You could try both on your problem and see whether you get better training with one
or the other.

(Note that when you impose a constraint, rather than add a constraint penalty to
your loss function, you open up the possibility that certain “modes” of the unconstrained
parameter could start drifting off to infinity, potentially leading to excessive round-off
error or overflow. In such a case it would be prudent to add some regularization such
as weight decay to your training. Mild weight decay is generally innocuous and is
often helpful for other reasons.)

Just a semantic quibble: Pytorch optimizers “rely” on mathematically correct, up to
round-off error, gradients computed numerically by autograd, but not technically on
analytical gradients.

But, depending on the details of the use case, those gradients don’t always need to
be the actual (numerically correct) gradients. They can be approximate or sometimes
willfully modified. For example, the gradients computed for one batch will differ from
the gradients computed from the next batch in the training loop. Depending on your
point of view, you can consider this to be a tolerable approximation or to be a useful
source of stochasticity that improves training and the performance of your final model.

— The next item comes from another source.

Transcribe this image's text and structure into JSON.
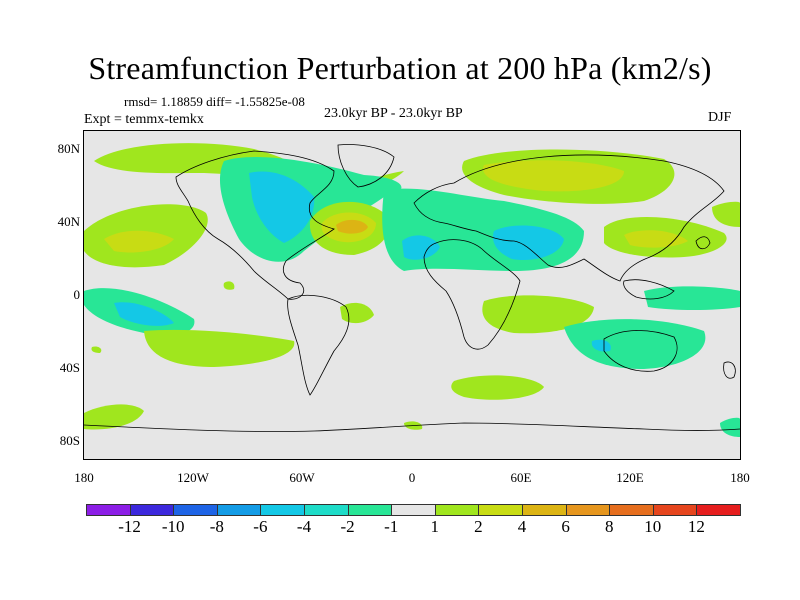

As an aside, Adam is a good optimizer that I often use. But when starting with a
new problem, or experimenting with things like including grad (P) or not, I generally
start with plain-vanilla SGD (with no momentum), tune the learning rate a little, and
try adding things like momentum and weight decay. Only after I get a general sense
of how training progresses, might I switch to Adam. At a minimum, SGD is easier to
reason about.

Best.

K. Frank

Thanks for your detailed and valuable answer again! Just two small questions:

There are use cases where not including the grad (P) term empirically works.
There are also use cases where including grad (P) empirically works. I am not
aware of any head-to-head comparisons showing that one approach in generally
better than the other,

You could try both on your problem and see whether you get better training with one
or the other.

If I understood correctly, then there is no chance to include grad(P) as I have to write the projection in a with torch.no_grad():. Hence, the projection will not be tracked and not be accounted for in the grad calculation.

(Note that when you impose a constraint, rather than add a constraint penalty to
your loss function, you open up the possibility that certain “modes” of the unconstrained
parameter could start drifting off to infinity, potentially leading to excessive round-off
error or overflow. In such a case it would be prudent to add some regularization such
as weight decay to your training. Mild weight decay is generally innocuous and is
often helpful for other reasons.)

Good point. To prevent this, is it possible to impose bounds on X without in-place modifications? Clearly, brute forcing them (like the projection logic) could be realized after every optimizer step via

with torch.no_grad():
     X_new[:] = X.clamp(lb,ub)

There is also the sigmoid trick:

X = torch.tensor(value)
X = torch.nn.Parameter(lb + torch.sigmoid(X) * (ub - lb),  requires_grad=True)

But is there a direct way to tell the optimizer: “when optimizing X, make sure that optimizer.step() respects the bounds”. If that were possible, then we would not open up the possibility that certain modes of the unconstrained problem drift to infinity.